Blindar el Matrimonio

Blindar el Matrimonio 673 563 Rafael

Leí este artículo en el blog de Anibal Cuevas, me pareció muy interesante y además es completamente válido lo que dice.

“Leo en

un diario que las principales causas de divorcio o separación son la infidelidad, el poco tiempo que pasan las parejas juntos y las discusiones por el numero de hijos. Me enseñaron que donde hay obstáculos hay oportunidades.Los factores de éxito son pues, mantener la fidelidad, compartir tiempo e ilusiones y haber hablado antes de un asunto tan importantes como los hijos, no solo de tener o no tener sino también de su educación.

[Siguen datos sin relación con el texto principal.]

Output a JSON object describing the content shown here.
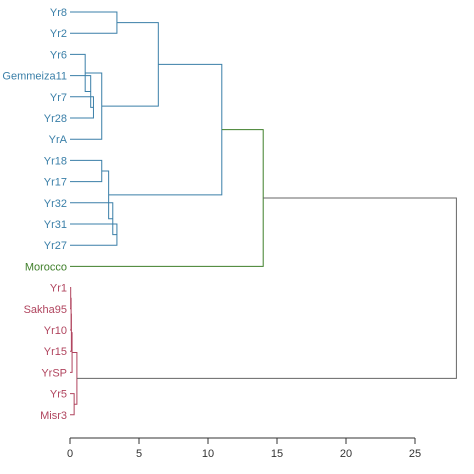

El matrimonio, como todo lo que merece la pena, requiere esfuerzo y dedicación y no puede basarse en el azar o la apetencia. Tenemos las causas del fracaso, apliquemos el remedio. ¡Manos a la obra, vale la pena!

Diane Soley de la Universidad de Denver mantiene que gran parte del exito en el matrimonio está en adquirir habilidades para la relación de pareja. Su estudio indica que la media de fracasos matrimoniales en los tres primeros años ronda el 17% y que sin embargo entre las parejas que han recibido orientación familiar solo fracasan el 2%.

Si se dedicaran recursos a salvar matrimonios, si se empleara un 10% del tiempo que se dedica al deporte a prepararse para tener éxito en el matrimonio, las personas serían mucho mas felices.Creo que independientemente de creencias morales o religiosas, el divorcio no es algo bueno ni para las personas ni para la sociedad.

Detrás de cada matrimonio hay un proyecto personal y común. Cada divorcio es un fracaso de ese proyecto y genera por tanto mucho sufrimiento .Sin embargo pienso que las personas que se divorcian no han pasado necesariamente por mayores dificultades que quienes permanecen casados; simplemente han sabido gestionar peor las situaciones de crisis.

Toda convivencia es difícil y el matrimonio no está libre de esa dificultad. Cuando se apuesta por mantener el matrimonio y se pide la ayuda conveniente las crisis se pueden superar.Salvar el matrimonio supone luchar por él desde el primer día para que no lleguen las crisis o para que cuando lleguen se tenga mayor capacidad de superarlas. Uno de los principales problemas se plantea cuando se piensa y actúa como si el amor y el matrimonio fueran algo autónomo que funciona por inercia y que se defiende sólo.Amar supone esfuerzo, entregar, a veces sufrir y …… siempre ser muy, muy feliz.”